Standing Under the Aurora

Under an auroal display in 2004 above a Harstad (Norway) communications tower (NASA)
Under an auroal display in 2004 above a Harstad (Norway) communications tower (Frank Andreassen/NASA)

In 2002, I remember standing on the ice-crusted snow in Svalbard, looking up, in awe of what I was seeing. Dancing overhead, stretching from horizon to horizon was my first aurora. Predominantly green and highly structured against the inky black 24 hour night, the highly dynamic plasma danced, much like a curtain in the wind. Occasionally, I would see the ribbons of green scatter, forming a radiant pattern, much like today’s NASA Astronomy Picture of the Day (APOD), above.

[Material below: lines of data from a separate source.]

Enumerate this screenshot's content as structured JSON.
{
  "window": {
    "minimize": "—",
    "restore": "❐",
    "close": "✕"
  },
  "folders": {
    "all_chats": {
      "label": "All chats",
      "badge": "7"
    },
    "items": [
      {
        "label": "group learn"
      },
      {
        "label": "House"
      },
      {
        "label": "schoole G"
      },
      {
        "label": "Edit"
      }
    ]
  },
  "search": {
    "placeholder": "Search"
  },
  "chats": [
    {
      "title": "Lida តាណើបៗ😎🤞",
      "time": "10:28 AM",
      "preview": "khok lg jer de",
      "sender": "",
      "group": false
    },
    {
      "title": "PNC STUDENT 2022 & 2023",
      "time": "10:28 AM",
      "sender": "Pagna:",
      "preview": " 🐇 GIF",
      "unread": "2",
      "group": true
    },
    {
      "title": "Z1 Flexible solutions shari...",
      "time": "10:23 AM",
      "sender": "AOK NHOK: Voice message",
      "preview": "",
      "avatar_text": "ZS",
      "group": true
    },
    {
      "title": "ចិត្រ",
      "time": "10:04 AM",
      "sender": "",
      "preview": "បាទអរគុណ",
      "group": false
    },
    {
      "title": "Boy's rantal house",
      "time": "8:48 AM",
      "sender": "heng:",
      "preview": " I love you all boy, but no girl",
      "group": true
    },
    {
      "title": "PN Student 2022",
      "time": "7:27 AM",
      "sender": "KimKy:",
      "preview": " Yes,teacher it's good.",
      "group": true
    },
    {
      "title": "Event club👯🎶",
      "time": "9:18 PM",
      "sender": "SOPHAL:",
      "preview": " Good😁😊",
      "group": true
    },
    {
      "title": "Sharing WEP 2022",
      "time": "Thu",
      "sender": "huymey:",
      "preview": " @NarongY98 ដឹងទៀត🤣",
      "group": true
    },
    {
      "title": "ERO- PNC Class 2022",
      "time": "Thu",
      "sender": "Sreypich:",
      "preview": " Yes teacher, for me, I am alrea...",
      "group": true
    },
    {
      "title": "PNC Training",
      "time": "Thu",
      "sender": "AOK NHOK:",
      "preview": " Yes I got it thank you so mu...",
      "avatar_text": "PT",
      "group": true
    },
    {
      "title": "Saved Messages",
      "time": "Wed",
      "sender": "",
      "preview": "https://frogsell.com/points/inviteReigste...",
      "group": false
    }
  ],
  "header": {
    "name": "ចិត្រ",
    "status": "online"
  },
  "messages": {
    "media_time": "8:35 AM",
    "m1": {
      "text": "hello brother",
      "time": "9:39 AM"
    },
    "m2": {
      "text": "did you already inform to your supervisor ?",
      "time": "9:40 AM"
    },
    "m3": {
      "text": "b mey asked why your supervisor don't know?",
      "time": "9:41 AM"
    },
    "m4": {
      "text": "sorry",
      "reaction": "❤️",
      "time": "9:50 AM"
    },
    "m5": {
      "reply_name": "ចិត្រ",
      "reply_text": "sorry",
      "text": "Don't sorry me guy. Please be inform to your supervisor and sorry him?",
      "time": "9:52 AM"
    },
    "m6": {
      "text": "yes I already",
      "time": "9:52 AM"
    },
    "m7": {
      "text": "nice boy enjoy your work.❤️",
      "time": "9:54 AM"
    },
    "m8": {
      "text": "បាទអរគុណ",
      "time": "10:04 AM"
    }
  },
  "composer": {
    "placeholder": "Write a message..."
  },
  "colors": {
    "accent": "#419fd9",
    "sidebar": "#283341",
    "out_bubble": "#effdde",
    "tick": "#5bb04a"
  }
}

Seven years ago, I was studying the interaction between the solar wind and the Earth’s upper polar atmosphere with four friends for five months at The University Centre in Svalbard, and it is an experience I’ll never forget. Seeing this dazzling view from a communications tower in northern Norway stirs some amazing memories of my stay on this unique island in the high arctic, watching the light generated as the solar plasma spiralled down Earth’s magnetic field, interacting with our atmosphere.

From that magical day onward, I never underestimated the beauty of physics again

3 thoughts on “Standing Under the Aurora”

  1. Saw this APOD pic on my iGoogle page and stumbled across your site from this week’s Carnival. Looks like the front end of a starship traveling through warp space.

    I need to add “Viewing the aurora” to my list of life’s TODOs.